Earlier this year, researchers at the Silicon Valley charity OpenAI announced a new Artificial Intelligence system, GPT-2, that can finish people’s sentences. GPT-2 has studied text on more than eight million web pages and learned to predict the most likely next word in any given sentence. It uses this method to write whole paragraphs. The resulting text is relatively coherent but, as the researchers note, far from perfect. Word repetition is one problem; describing the impossible (such as a fire underwater) is another; and sentences are prone to strange topic changes.
A few weeks later, two academics at the University of Washington invented a game called Which face is real? Players are presented with one picture of a real human face and another of a fake, AI-generated face and must guess which is which. Again, it is good but not perfect. StyleGAN, the AI behind Which face is real? (developed by researchers at the technology company Nvidia), was trained on several hundred thousand close-ups of faces. After a few goes, you get an idea of what tics to look for: it prefers to render bland backgrounds, it avoids fancy earrings and it sometimes generates faces with a distinctly unnatural asymmetry. My success rate, looking closely, was about 80 per cent on the first try and 100 per cent on the next five.
Both GPT-2 and StyleGAN are applications of a type of artificial intelligence known as unsupervised machine learning, in which a network learns from an unlabelled dataset.
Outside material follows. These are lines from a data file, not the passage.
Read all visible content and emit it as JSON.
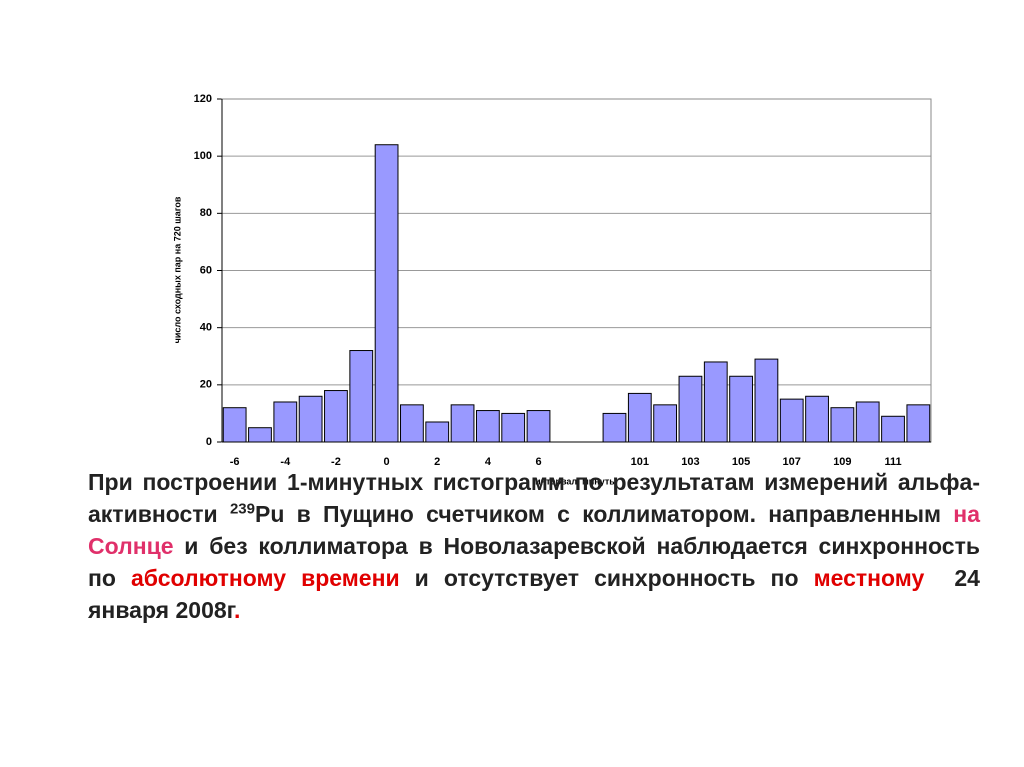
{
  "chart_data": {
    "type": "bar",
    "y_label": "число сходных пар на 720 шагов",
    "x_label": "интервал, минуты",
    "categories": [
      "-6",
      null,
      "-4",
      null,
      "-2",
      null,
      "0",
      null,
      "2",
      null,
      "4",
      null,
      "6",
      null,
      null,
      null,
      "101",
      null,
      "103",
      null,
      "105",
      null,
      "107",
      null,
      "109",
      null,
      "111",
      null
    ],
    "values": [
      12,
      5,
      14,
      16,
      18,
      32,
      104,
      13,
      7,
      13,
      11,
      10,
      11,
      null,
      null,
      10,
      17,
      13,
      23,
      28,
      23,
      29,
      15,
      16,
      12,
      14,
      9,
      13
    ],
    "color": "#9999ff",
    "ylim": [
      0,
      120
    ],
    "yticks": [
      0,
      20,
      40,
      60,
      80,
      100,
      120
    ],
    "grid": true
  },
  "paragraph": [
    {
      "text": "При построении 1-минутных гистограмм по результатам измерений альфа-активности "
    },
    {
      "text": "239",
      "sup": true
    },
    {
      "text": "Pu в Пущино счетчиком с коллиматором. направленным "
    },
    {
      "text": "на Солнце",
      "color": "#e0306a"
    },
    {
      "text": " и без коллиматора в Новолазаревской наблюдается синхронность по "
    },
    {
      "text": "абсолютному времени",
      "color": "#e00000"
    },
    {
      "text": " и отсутствует синхронность по "
    },
    {
      "text": "местному",
      "color": "#e00000"
    },
    {
      "text": "  24 января 2008г"
    },
    {
      "text": ".",
      "color": "#e00000"
    }
  ]
}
This represents a significant advance on the supervised learning networks that form the basis of many other text and image-processing AI systems, since they require manually labelled datasets. As both sets of researchers note in their papers, these generators are a preliminary step in using unsupervised learning in the fields of word and image processing.
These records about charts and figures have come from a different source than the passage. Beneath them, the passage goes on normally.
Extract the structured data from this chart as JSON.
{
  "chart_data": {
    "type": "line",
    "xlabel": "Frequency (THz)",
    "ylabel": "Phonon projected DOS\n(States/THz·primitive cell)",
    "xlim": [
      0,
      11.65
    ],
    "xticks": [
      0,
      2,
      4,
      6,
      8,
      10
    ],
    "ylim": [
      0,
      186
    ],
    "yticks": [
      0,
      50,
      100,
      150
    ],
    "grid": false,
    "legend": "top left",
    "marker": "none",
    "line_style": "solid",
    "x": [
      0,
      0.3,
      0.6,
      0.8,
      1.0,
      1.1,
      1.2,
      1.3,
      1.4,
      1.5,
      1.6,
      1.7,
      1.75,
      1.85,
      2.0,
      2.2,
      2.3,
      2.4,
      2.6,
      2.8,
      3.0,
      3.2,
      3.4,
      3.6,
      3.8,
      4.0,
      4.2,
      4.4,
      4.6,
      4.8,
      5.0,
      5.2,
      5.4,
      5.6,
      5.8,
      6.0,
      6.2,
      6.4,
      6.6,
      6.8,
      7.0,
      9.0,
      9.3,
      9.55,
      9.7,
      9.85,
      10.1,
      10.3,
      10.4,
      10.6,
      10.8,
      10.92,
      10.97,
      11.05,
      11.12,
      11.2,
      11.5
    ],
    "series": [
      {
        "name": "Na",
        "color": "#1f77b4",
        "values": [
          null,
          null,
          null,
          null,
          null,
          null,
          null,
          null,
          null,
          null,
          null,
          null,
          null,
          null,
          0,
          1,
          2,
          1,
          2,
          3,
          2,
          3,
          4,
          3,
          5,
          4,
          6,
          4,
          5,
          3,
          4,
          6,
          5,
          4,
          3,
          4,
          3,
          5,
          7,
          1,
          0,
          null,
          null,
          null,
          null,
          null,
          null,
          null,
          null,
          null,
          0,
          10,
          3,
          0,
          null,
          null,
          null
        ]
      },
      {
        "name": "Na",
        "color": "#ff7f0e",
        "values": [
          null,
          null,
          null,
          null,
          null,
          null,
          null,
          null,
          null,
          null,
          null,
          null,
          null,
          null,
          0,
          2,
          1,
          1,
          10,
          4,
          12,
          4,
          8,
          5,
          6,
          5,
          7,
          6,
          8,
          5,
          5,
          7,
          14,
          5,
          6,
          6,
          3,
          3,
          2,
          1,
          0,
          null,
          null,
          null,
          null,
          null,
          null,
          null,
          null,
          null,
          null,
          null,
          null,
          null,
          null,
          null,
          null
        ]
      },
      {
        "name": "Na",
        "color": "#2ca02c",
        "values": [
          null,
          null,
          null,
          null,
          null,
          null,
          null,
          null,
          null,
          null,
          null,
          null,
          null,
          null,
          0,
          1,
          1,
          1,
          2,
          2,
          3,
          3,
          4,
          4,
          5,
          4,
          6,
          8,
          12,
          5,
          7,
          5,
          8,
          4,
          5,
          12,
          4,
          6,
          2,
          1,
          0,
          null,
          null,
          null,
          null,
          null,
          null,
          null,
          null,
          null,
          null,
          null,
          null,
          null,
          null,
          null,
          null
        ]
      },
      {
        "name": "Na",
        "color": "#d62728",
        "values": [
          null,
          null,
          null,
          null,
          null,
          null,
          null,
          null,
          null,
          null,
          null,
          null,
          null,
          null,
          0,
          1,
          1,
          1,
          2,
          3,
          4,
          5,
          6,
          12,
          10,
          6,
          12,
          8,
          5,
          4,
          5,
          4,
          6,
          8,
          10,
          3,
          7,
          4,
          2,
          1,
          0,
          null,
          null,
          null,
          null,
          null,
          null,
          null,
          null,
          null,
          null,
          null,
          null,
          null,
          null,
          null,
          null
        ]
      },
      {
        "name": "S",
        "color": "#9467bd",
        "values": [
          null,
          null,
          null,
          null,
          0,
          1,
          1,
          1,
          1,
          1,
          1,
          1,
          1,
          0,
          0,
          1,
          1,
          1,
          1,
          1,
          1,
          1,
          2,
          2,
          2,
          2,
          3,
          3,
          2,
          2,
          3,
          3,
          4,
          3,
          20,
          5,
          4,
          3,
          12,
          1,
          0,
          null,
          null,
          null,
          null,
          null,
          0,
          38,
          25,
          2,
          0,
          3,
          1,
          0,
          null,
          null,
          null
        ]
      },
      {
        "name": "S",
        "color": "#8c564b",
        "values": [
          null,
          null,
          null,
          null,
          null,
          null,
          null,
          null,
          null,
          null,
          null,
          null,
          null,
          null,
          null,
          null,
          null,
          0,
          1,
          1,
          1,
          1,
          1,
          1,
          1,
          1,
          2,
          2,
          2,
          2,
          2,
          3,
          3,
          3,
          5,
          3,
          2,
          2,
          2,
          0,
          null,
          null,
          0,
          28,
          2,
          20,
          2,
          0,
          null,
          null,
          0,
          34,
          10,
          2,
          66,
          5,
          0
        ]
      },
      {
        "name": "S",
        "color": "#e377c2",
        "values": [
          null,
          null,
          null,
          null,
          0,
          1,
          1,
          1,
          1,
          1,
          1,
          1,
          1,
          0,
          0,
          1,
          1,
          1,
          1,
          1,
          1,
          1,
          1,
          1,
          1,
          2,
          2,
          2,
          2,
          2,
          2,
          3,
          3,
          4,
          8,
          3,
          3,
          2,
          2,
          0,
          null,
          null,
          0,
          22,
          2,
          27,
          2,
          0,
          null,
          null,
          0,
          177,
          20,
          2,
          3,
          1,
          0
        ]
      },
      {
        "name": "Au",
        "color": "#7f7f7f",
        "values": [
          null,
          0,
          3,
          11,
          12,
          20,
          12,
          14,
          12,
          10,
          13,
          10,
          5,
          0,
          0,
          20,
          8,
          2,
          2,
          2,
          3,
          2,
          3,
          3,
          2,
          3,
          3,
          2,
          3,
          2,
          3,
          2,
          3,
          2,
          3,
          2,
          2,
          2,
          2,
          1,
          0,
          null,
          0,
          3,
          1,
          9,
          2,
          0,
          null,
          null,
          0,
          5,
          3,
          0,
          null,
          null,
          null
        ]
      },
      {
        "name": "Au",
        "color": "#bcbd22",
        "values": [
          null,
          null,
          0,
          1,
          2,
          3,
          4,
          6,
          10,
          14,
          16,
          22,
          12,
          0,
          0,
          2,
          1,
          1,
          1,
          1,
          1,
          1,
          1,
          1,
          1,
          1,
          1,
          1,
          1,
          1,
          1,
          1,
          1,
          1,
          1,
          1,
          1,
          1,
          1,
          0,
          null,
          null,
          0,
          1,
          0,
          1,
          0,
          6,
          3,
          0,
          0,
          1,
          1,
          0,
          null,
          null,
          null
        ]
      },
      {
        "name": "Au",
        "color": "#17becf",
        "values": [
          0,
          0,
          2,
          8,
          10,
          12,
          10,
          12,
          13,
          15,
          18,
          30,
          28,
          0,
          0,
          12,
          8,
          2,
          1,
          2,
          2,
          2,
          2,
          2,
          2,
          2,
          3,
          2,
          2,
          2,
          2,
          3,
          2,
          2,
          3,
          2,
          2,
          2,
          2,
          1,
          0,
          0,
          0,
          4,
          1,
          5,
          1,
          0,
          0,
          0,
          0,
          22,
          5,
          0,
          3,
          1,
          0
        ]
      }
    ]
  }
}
But that wasn’t exciting enough for much of the media. It was reported that StyleGAN could invent a fake perpetrator for a terrorist attack (StyleGAN cannot generate a complete body, or even a torso). OpenAI delayed releasing the full open source GPT-2 model, citing ‘concerns about malicious applications’: the word ‘malicious’ dominated headlines, above articles declaring that GPT-2 was dangerous, capable of making ‘deep-fakes for text’ and generating an ‘army of fake news’. One columnist in a national newspaper announced that if GPT-2 were released we would be ‘hurtling towards the cheering apocalypse’.
‘It will take maybe two to four hours for bad actors to find out where it’s drawing from and start seeding it with propaganda,’ another journalist wrote. The GPT-2 paper clearly explains that it ‘draws from’ the internet forum Reddit. Or, rather, from a static database made up of articles and websites linked to by Reddit users. It is therefore impossible to ‘seed’ GPT-2 because, like most AIs, its training process is complete before it starts working. A few weeks after announcing GPT-2, Open AI announced it was going to start raising money from investors as a new 'capped profit' company. The free publicity from all the ‘malicious applications’ stories won't have hurt.
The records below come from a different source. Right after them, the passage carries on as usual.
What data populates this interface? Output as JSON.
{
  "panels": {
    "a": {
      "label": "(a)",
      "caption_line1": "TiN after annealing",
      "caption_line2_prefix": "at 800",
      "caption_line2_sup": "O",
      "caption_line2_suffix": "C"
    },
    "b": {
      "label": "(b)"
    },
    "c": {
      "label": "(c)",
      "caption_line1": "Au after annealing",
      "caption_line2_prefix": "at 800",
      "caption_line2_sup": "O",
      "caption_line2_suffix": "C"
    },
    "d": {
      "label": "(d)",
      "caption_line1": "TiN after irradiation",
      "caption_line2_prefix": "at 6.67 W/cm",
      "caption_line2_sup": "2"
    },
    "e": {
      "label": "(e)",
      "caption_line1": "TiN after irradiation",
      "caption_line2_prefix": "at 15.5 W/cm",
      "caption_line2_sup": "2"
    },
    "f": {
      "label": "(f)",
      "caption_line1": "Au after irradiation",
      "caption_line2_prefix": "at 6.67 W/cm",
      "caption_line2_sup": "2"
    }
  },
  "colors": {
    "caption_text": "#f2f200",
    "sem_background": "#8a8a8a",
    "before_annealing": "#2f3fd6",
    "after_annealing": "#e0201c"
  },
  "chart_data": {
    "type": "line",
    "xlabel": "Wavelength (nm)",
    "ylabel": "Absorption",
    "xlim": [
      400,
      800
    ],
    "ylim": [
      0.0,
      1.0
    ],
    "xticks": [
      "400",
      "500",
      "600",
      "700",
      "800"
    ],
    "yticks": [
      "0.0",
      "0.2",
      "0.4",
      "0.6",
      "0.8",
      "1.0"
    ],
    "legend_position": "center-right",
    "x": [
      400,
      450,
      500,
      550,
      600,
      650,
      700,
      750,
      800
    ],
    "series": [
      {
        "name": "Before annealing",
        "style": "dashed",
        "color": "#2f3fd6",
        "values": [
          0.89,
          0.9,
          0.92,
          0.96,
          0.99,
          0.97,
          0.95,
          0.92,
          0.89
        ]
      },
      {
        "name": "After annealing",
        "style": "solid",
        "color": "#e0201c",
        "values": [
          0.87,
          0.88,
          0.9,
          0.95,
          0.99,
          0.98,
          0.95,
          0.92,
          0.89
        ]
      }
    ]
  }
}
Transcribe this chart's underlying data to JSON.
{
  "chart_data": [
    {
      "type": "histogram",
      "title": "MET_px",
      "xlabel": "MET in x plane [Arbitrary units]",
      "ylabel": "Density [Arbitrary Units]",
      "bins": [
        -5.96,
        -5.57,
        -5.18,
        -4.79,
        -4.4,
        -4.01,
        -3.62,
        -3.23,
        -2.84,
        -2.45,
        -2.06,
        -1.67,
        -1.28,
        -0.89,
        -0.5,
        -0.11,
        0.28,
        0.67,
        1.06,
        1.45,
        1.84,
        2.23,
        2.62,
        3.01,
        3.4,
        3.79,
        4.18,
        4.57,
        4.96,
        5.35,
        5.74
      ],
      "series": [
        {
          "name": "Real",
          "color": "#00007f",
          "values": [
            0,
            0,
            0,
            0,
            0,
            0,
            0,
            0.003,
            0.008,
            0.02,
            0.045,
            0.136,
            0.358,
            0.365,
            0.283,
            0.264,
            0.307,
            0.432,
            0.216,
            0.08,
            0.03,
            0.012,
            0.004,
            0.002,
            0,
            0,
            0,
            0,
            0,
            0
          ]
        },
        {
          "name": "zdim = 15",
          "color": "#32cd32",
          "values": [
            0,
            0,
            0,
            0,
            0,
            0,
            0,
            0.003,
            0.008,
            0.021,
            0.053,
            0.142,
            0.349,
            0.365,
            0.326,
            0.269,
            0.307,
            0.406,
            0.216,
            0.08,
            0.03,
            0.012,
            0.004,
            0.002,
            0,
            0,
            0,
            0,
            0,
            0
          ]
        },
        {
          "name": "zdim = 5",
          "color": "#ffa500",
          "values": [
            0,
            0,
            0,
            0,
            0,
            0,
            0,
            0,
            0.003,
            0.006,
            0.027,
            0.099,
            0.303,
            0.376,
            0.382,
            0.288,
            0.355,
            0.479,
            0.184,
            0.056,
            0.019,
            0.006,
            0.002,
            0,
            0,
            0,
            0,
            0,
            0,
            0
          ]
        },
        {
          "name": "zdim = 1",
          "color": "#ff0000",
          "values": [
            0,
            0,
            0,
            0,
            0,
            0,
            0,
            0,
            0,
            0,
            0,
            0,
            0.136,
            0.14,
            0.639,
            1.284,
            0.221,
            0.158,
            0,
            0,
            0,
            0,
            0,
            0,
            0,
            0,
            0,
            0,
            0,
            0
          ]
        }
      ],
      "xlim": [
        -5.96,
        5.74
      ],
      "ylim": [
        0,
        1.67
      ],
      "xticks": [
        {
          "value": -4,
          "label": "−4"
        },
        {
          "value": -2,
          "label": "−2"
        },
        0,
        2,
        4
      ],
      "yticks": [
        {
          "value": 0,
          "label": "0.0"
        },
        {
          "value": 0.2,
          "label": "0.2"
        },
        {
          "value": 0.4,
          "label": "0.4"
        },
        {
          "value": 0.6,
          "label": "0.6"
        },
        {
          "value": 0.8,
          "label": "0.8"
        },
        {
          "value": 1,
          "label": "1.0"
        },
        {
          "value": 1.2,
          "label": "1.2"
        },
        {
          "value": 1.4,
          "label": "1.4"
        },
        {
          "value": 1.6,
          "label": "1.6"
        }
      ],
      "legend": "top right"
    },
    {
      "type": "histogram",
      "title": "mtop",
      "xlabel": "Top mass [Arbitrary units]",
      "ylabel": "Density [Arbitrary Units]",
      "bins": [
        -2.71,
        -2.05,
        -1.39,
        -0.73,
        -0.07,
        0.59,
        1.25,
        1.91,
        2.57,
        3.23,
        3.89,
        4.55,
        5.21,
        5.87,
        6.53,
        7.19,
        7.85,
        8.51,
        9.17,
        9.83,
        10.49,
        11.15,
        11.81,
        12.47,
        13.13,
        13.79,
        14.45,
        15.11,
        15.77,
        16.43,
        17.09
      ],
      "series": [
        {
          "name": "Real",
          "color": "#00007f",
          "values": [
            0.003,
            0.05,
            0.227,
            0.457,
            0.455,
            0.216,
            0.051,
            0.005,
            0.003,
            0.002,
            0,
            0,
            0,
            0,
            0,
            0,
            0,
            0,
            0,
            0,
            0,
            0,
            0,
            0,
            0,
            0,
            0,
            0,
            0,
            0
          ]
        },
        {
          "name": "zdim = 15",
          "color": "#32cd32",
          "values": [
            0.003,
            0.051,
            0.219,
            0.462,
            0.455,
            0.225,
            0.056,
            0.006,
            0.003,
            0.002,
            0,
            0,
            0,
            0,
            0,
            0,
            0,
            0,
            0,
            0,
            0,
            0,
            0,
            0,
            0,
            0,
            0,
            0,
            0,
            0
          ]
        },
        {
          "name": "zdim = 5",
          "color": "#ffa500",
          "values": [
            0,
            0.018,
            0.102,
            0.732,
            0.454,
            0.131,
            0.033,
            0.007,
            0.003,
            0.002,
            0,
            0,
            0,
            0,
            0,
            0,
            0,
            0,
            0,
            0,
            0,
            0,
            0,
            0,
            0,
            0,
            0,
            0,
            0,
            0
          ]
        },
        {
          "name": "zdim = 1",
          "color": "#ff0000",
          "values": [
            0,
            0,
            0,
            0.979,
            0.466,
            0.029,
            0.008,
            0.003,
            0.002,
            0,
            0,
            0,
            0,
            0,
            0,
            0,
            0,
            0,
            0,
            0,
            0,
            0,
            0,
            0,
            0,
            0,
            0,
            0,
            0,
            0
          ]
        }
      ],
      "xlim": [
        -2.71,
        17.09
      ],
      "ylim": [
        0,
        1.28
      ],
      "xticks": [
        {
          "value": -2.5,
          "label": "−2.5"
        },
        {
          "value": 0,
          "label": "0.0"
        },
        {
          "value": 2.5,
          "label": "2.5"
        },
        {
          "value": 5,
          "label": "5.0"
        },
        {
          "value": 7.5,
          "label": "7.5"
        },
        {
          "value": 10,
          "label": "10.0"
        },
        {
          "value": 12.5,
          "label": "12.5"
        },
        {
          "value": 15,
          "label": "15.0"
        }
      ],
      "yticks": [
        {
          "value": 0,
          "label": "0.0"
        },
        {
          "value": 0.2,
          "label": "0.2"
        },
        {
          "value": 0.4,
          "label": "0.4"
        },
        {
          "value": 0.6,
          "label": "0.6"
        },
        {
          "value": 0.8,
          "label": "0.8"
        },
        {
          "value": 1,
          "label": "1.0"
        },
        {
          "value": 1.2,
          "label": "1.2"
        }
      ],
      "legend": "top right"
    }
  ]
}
Unlike people, AIs don’t keep learning but must be retrained to improve. The GPT-2 database uses articles posted up to the end of 2017, and performs best on such topics as Brexit and Miley Cyrus, generating convincing sentences around 50 per cent of the time. For more left-field topics, the rate is much worse. To remain current and useful it would need to be regularly retrained; this is not an inconsequential restriction.
Another weakness is the unavoidable fact that, while people learn from the real world, software learns from databases. StyleGAN used two datasets: CelebA-HQ, which contains more than 200,000 photos of celebrities, and FFHQ, which contains around 70,000 photos taken from Flickr, a hosting site used mainly by professional photographers. That the average celebrity face does not represent the average human face is a point that hardly needs making, and the similar biases in the photos on Flickr were acknowledged by the researchers in the StyleGAN paper.
Bias in datasets is unavoidable: a finite database, by definition, represents only a subset of a thing that exists in the real world. Most of the information on the internet is mainly used and uploaded by relatively wealthy people. Photos on social media sites skew towards young people, and most of the text scraped to train GPT-2 was written by men. Algorithms are also biased towards learning English.
The only way to minimise these biases would be to capture data that represents the real world more accurately. This could be done, by recording candid images of people going about their lives, the way they talk, the way they write in private forums – by a level of surveillance, in other words, far beyond what many people already consider too intrusive. This means there is no clear and practical way to make a perfect dataset to ‘feed’ an AI, which in turn means there is no way to make a perfect AI.
* The face on the left is the real one.